1. DOC for status epilepticus — IV lorazepam first; not phenytoin.
2. Sacubitril is a neprilysin inhibitor; never combine with ACEi (angioedema).
3. Ethambutol → retrobulbar neuritis / loss of colour vision; isoniazid → neuropathy (give pyridoxine).
4. Vincristine → neuropathy; bleomycin → pulmonary fibrosis; doxorubicin → cardiomyopathy.
5. Cyclophosphamide haemorrhagic cystitis is prevented by MESNA.
6. Idarucizumab reverses dabigatran; andexanet alfa reverses factor-Xa inhibitors.
7. Red man syndrome with vancomycin is an infusion-rate reaction, not true allergy.
8. First-trimester hyperthyroidism → use PTU (methimazole = aplasia cutis).
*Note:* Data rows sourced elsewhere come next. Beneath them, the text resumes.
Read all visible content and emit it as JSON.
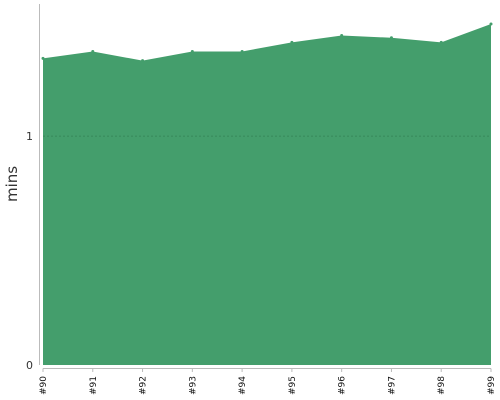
{
  "chart_data": {
    "type": "area",
    "title": "",
    "xlabel": "",
    "ylabel": "mins",
    "x": [
      "#90",
      "#91",
      "#92",
      "#93",
      "#94",
      "#95",
      "#96",
      "#97",
      "#98",
      "#99"
    ],
    "series": [
      {
        "values": [
          1.34,
          1.37,
          1.33,
          1.37,
          1.37,
          1.41,
          1.44,
          1.43,
          1.41,
          1.49
        ]
      }
    ],
    "ylim": [
      0,
      1.56
    ],
    "yticks": [
      0,
      1
    ],
    "ytick_labels": [
      "0",
      "1"
    ],
    "grid": {
      "y_at": [
        1
      ],
      "style": "dotted"
    },
    "colors": {
      "area": "#449e6c",
      "axis": "#bbbbbb",
      "grid": "#2e7a4e"
    }
  }
}
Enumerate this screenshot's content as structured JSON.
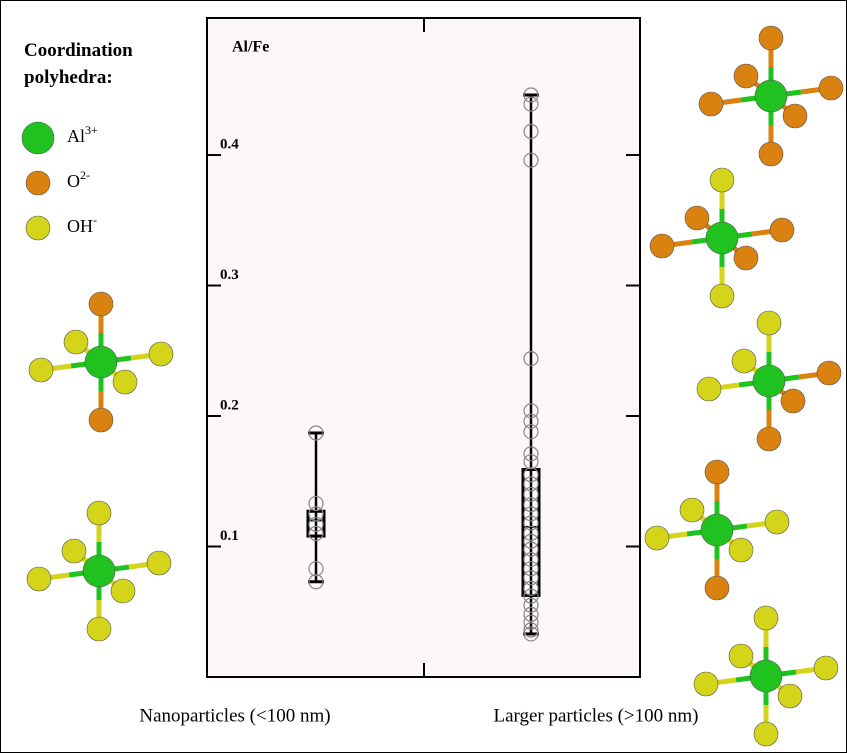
{
  "chart_data": {
    "type": "box",
    "y_label": "Al/Fe",
    "ylim": [
      0,
      0.505
    ],
    "yticks": [
      0.1,
      0.2,
      0.3,
      0.4
    ],
    "categories": [
      "Nanoparticles (<100 nm)",
      "Larger particles (>100 nm)"
    ],
    "series": [
      {
        "whisker_low": 0.073,
        "q1": 0.108,
        "median": 0.12,
        "q3": 0.127,
        "whisker_high": 0.187,
        "points": [
          0.187,
          0.133,
          0.125,
          0.117,
          0.11,
          0.083,
          0.073
        ]
      },
      {
        "whisker_low": 0.033,
        "q1": 0.0625,
        "median": 0.115,
        "q3": 0.159,
        "whisker_high": 0.446,
        "points": [
          0.446,
          0.439,
          0.418,
          0.396,
          0.244,
          0.204,
          0.196,
          0.188,
          0.171,
          0.165,
          0.155,
          0.148,
          0.14,
          0.132,
          0.125,
          0.118,
          0.11,
          0.104,
          0.098,
          0.09,
          0.083,
          0.076,
          0.068,
          0.062,
          0.055,
          0.048,
          0.042,
          0.036,
          0.033
        ]
      }
    ],
    "legend": {
      "title": "Coordination polyhedra:",
      "items": [
        {
          "base": "Al",
          "sup": "3+",
          "color": "#1fc21f"
        },
        {
          "base": "O",
          "sup": "2-",
          "color": "#d9820f"
        },
        {
          "base": "OH",
          "sup": "-",
          "color": "#d4d41a"
        }
      ]
    }
  }
}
9. SGLT2 inhibitors cause euglycaemic DKA and now benefit HF and CKD irrespective of diabetes.
10. Physostigmine (crosses BBB) treats anticholinergic toxicity; neostigmine does not.
11. First-line MDR-TB is the all-oral BPaLM regimen (bedaquiline, pretomanid, linezolid, moxifloxacin).
12. First-line HIV = TLD (tenofovir + lamivudine + dolutegravir).